Theories of Surplus Value: Volume 1 (Paperback)
Theories of Surplus Value is a book that, unlike Marx, actually needs an introduction. Theories was intended to be collected and published as the fourth volume to Marx's Capital, but after Engels had successfully collected and published volumes two and three after Marx's death, Engels died before he could publish it. Theories has had a long history of being in-and-out of publication, and particularly in-and-out of being an actually accessible publication. In 1905, the infamously-hated-by-Lenin Karl Kautsky, published the first edition of the manuscript in three volumes separated and rearranged by Adam Smith in volume one, to David Ricardo in the other two volumes, with the breakup of the Ricardian school as the third volume. Kautsy's version circulated in print and was translated to many languages over the decades, remaining the sole version of Theories until The Institute of Marxism-Leninism published a new German version.
This arrangement, while still relatively close to Kautsy's narrative arrangement of tracing surplus value from Smith to the Ricardian split into "vulgar economics," annotated the manuscript with different topic headings. This version was then translated into English by Progress Publishers and this is the version of the book which circulates today and is considered to be the most accurate version to Marx's notebooks. This Radical Reprint by Pattern Books is made to be accessible and as close to only manufacturing cost as possible.

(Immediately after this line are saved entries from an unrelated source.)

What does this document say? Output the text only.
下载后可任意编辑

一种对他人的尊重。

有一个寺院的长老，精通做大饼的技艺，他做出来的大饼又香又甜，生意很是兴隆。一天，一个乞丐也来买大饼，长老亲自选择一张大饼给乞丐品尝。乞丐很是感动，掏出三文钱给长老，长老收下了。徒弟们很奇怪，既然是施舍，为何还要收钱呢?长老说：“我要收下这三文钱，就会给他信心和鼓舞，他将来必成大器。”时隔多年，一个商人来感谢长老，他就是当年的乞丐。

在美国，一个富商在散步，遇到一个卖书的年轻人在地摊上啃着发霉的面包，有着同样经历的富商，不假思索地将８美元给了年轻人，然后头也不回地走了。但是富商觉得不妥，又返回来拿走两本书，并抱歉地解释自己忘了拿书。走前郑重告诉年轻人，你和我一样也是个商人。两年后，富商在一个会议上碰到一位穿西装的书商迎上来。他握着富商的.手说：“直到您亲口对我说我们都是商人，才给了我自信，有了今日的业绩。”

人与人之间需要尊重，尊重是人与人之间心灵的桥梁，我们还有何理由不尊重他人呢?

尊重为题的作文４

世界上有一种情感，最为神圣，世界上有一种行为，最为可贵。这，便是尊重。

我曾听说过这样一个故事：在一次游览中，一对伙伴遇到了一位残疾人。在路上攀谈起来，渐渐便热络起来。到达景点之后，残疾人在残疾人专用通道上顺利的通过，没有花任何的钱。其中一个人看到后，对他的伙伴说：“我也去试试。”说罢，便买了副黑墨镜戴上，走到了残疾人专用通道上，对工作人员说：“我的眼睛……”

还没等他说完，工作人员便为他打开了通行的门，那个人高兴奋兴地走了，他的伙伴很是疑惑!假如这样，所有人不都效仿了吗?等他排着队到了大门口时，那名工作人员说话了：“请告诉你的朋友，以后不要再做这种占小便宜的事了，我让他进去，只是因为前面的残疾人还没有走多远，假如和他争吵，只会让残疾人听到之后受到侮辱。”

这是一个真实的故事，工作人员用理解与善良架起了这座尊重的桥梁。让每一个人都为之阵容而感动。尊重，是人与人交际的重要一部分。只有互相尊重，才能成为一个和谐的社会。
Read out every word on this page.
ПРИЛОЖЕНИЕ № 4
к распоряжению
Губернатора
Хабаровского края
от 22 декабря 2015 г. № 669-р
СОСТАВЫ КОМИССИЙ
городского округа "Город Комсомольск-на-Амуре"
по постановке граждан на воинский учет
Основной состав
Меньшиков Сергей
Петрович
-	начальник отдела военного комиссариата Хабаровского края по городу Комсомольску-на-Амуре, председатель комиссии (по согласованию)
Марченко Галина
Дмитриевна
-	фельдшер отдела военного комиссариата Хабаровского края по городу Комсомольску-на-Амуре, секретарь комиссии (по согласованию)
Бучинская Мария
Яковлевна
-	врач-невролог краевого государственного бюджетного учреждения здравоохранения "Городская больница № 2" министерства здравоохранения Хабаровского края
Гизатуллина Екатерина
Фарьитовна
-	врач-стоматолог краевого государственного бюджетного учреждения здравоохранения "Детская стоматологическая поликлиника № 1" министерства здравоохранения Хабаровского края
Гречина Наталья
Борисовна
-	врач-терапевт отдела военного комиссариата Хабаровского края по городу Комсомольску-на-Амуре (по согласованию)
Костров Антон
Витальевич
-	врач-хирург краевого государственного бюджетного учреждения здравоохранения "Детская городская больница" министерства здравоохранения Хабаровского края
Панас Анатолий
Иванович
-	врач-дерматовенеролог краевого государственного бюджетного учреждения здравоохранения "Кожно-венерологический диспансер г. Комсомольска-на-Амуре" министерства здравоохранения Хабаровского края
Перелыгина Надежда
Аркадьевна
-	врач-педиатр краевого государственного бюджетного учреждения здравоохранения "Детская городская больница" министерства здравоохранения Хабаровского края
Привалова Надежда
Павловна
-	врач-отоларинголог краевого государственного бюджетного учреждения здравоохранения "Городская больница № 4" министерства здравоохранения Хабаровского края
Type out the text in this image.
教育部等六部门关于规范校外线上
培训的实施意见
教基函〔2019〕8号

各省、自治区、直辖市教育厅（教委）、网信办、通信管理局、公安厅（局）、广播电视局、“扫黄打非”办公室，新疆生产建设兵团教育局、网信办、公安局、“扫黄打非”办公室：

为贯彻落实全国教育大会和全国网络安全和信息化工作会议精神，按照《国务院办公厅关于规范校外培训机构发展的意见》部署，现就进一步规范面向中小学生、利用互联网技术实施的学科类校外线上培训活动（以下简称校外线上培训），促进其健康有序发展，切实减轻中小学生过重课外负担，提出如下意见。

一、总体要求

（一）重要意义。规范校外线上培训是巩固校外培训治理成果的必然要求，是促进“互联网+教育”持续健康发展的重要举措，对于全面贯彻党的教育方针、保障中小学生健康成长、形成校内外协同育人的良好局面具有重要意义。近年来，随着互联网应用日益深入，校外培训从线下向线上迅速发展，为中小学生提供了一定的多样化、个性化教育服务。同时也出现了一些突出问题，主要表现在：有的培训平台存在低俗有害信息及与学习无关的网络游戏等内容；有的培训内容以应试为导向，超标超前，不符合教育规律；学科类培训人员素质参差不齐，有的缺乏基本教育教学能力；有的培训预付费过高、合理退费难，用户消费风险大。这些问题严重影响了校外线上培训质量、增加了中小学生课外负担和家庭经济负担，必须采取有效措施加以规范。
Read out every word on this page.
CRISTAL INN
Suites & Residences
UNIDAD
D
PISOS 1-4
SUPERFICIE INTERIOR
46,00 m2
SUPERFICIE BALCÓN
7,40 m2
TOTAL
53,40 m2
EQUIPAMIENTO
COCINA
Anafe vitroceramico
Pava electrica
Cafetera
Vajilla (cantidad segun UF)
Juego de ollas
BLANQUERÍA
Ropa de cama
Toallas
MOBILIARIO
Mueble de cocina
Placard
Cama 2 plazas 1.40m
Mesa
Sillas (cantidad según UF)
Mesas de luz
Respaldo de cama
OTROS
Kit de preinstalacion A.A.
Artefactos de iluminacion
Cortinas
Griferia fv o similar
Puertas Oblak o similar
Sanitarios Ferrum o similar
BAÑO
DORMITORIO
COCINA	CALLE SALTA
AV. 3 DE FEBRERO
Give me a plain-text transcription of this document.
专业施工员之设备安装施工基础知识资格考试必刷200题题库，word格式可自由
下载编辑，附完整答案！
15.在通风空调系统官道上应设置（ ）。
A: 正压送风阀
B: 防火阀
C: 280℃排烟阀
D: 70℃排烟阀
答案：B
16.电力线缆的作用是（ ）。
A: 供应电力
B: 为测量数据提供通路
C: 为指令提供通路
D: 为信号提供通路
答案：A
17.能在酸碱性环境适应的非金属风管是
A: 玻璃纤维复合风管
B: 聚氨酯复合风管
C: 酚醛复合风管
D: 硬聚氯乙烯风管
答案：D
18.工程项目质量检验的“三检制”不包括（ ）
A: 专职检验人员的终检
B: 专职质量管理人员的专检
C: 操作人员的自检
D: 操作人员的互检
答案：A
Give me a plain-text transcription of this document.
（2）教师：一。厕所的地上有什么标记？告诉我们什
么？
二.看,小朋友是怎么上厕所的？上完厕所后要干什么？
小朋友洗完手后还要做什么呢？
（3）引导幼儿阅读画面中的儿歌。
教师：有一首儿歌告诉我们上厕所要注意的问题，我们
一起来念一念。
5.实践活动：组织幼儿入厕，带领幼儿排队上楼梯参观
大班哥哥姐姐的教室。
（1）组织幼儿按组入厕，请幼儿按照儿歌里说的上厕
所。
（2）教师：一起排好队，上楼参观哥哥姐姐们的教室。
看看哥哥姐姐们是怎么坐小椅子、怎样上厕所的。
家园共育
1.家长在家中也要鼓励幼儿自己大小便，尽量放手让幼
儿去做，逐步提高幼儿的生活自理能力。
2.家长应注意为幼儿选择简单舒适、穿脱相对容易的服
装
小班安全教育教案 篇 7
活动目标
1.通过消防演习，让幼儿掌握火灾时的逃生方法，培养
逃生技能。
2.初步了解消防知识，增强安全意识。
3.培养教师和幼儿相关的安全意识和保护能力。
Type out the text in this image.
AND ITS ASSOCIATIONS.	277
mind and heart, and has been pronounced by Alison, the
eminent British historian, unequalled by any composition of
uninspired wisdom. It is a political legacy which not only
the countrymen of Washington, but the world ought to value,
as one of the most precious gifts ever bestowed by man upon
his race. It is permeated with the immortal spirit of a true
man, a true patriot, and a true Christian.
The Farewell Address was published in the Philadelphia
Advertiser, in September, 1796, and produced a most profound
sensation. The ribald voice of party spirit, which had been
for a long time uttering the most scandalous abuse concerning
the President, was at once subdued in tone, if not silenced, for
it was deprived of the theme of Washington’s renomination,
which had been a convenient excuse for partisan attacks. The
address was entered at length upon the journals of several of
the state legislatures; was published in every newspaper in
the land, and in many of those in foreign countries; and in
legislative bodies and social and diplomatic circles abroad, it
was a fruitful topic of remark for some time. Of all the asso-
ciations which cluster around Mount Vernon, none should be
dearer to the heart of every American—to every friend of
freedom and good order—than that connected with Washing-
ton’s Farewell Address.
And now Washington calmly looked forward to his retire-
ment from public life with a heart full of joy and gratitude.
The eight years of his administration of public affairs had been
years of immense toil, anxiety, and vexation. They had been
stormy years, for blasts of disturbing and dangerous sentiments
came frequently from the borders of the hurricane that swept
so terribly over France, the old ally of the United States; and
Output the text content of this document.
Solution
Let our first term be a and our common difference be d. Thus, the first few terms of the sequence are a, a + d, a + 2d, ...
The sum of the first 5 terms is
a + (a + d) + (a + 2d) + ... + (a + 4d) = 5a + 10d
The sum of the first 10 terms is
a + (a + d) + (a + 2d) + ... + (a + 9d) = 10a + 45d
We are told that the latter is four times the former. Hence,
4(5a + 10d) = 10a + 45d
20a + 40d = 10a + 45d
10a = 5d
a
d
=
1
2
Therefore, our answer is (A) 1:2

This first volume of Theories of Surplus Value covers the origins of surplus value, to clarifying confusion between value and material substance, to Adam Smith's definitions of value and the contradictions of Smith's idea on value and profit, to another extrapolation on circulation within and by capitalist production and the process of reproduction.
These three volumes, in totality, are to show how the classical theories of value led to a theory stuck within the market paradigm and caught in the loop of capitalist circularity. For Marx, the current ontology of political economy only ruled within the scope of pragmatism within the market system, and these programs no longer offered any integrated theory of capitalism.